You are viewing a plain text version of this content. The canonical link for it is here.
Posted to solr-user@lucene.apache.org by "Robertson, Eric J" <Er...@gd-ms.com> on 2018/10/25 22:07:20 UTC

Solr Cell Input Parameter tika.config

Hello all,

Currently trying to define a tika config to use when posting a pdf to Solr Cell as we may want to override the default tika configuration depending on type of document being ingested.

In the docs it lists tika.config as an input parameter to the Solr Cell endpoint. Though in my tests it does not seem to be working or acknowledging it all.

Does anyone have working example using this input parameter?

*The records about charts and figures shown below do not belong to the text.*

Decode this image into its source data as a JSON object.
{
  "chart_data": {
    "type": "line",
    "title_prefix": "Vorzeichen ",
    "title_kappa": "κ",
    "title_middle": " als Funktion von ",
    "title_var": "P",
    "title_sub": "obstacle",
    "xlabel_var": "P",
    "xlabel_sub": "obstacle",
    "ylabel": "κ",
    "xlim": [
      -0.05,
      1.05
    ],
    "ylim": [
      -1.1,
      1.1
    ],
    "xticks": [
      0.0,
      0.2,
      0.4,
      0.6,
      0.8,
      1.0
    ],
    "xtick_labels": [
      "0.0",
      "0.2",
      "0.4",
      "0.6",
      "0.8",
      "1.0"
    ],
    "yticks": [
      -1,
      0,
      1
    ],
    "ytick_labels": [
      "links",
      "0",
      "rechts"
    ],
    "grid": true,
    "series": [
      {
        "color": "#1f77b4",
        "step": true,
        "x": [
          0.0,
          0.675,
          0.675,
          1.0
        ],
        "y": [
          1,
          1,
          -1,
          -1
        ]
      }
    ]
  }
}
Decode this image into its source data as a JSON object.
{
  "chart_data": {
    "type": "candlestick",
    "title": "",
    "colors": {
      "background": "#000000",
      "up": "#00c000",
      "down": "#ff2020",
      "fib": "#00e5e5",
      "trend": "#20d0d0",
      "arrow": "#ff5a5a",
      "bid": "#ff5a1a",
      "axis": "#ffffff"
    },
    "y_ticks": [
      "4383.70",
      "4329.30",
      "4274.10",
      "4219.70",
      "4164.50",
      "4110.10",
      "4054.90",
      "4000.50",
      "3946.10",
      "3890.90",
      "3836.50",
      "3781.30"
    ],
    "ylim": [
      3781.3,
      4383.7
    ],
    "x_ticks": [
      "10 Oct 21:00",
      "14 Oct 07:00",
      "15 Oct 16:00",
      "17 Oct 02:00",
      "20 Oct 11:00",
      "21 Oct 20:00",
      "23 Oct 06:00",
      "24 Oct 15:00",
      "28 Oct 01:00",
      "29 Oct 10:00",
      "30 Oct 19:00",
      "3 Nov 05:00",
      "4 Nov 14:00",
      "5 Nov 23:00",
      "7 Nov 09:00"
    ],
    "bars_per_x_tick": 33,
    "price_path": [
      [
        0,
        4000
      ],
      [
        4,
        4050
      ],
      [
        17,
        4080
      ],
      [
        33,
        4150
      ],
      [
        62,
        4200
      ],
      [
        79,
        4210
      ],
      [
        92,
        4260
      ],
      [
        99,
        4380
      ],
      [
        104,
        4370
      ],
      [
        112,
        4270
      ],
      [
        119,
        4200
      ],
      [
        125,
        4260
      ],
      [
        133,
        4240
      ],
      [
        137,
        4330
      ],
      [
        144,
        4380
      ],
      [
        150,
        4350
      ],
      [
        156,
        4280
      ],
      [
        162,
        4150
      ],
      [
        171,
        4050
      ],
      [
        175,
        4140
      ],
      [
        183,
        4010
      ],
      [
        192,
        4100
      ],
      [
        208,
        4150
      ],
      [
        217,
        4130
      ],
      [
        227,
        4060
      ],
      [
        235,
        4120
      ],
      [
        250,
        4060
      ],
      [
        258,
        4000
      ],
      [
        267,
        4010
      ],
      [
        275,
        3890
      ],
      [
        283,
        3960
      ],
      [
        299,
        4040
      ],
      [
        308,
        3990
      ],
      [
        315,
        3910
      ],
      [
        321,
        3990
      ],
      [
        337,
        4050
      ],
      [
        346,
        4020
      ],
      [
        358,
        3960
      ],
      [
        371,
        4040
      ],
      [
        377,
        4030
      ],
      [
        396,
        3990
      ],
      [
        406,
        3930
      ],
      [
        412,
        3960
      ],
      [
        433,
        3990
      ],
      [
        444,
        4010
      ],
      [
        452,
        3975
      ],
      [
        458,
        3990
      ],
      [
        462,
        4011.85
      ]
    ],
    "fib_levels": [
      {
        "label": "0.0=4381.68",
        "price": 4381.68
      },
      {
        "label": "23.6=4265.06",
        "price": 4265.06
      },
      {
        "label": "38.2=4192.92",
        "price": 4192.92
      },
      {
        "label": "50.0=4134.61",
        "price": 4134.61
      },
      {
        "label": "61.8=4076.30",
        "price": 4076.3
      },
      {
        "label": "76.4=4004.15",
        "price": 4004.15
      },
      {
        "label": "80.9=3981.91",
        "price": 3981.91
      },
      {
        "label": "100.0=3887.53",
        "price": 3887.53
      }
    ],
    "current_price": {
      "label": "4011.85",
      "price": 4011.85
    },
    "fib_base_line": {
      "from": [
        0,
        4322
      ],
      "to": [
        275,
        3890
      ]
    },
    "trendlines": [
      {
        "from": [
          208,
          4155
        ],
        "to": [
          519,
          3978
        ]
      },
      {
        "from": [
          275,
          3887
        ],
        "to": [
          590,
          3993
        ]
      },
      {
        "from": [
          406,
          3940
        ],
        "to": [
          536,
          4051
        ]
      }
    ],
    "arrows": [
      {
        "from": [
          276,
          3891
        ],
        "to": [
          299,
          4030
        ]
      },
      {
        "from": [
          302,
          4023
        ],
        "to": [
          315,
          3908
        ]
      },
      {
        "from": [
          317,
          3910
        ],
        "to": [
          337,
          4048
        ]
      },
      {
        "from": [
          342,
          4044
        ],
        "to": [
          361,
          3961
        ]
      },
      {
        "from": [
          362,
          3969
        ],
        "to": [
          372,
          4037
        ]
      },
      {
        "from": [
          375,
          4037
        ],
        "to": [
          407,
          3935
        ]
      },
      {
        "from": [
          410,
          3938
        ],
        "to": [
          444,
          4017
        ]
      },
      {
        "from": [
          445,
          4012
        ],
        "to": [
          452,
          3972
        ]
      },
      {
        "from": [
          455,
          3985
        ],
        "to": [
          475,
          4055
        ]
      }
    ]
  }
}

I am running solr 7.4.0 on Windows 7.

Thanks!

Re: Solr Cell Input Parameter tika.config

Posted by Jan Høydahl <ja...@cominvent.com>.
The tika.config param is documented here:
https://lucene.apache.org/solr/guide/7_5/uploading-data-with-solr-cell-using-apache-tika.html#configuring-the-solr-extractingrequesthandler

I notice that the code (https://github.com/apache/lucene-solr/blob/964cc88cee7d62edf03a923e3217809d630af5d5/solr/contrib/extraction/src/java/org/apache/solr/handler/extraction/ExtractingRequestHandler.java#L65-L77) uses "new File(tikaConfigLoc)" for resolving the tika config file, while it should probably load it through SolrResourceLoader to play nice with Zookeeper

--
Jan Høydahl, search solution architect
Cominvent AS - www.cominvent.com

> 26. okt. 2018 kl. 05:10 skrev Yasufumi Mizoguchi <ya...@gmail.com>:
> 
> Hello,
> 
> I could not find the process that parse tika.config parameter from solr
> request.
> Maybe, tika.config parameter can only be defined in solrconfig.xml as
> following.
> 
> <requestHandler name="/update/extract"
>                startup="lazy"
>                class="solr.extraction.ExtractingRequestHandler" >
>  <str name="tika.config">tika-config.xml</str>
>  <lst name="defaults">
>    <str name="lowernames">true</str>
>    <str name="uprefix">ignored_</str>
>    <str name="captureAttr">true</str>
>    <str name="fmap.a">links</str>
>    <str name="fmap.div">ignored_</str>
>  </lst>
> </requestHandler>
> 
> Thanks,
> Yasufumi
> 
> 2018年10月26日(金) 7:07 Robertson, Eric J <Er...@gd-ms.com>:
> 
>> Hello all,
>> 
>> Currently trying to define a tika config to use when posting a pdf to Solr
>> Cell as we may want to override the default tika configuration depending on
>> type of document being ingested.
>> 
>> In the docs it lists tika.config as an input parameter to the Solr Cell
>> endpoint. Though in my tests it does not seem to be working or
>> acknowledging it all.
>> 
>> Does anyone have working example using this input parameter?
>> 
>> I am running solr 7.4.0 on Windows 7.
>> 
>> Thanks!
>> 


Re: Solr Cell Input Parameter tika.config

Posted by Yasufumi Mizoguchi <ya...@gmail.com>.
Hello,

I could not find the process that parse tika.config parameter from solr
request.
Maybe, tika.config parameter can only be defined in solrconfig.xml as
following.

<requestHandler name="/update/extract"
                startup="lazy"
                class="solr.extraction.ExtractingRequestHandler" >
  <str name="tika.config">tika-config.xml</str>
  <lst name="defaults">
    <str name="lowernames">true</str>
    <str name="uprefix">ignored_</str>
    <str name="captureAttr">true</str>
    <str name="fmap.a">links</str>
    <str name="fmap.div">ignored_</str>
  </lst>
</requestHandler>

Thanks,
Yasufumi

2018年10月26日(金) 7:07 Robertson, Eric J <Er...@gd-ms.com>:

> Hello all,
>
> Currently trying to define a tika config to use when posting a pdf to Solr
> Cell as we may want to override the default tika configuration depending on
> type of document being ingested.
>
> In the docs it lists tika.config as an input parameter to the Solr Cell
> endpoint. Though in my tests it does not seem to be working or
> acknowledging it all.
>
> Does anyone have working example using this input parameter?
>
> I am running solr 7.4.0 on Windows 7.
>
> Thanks!
>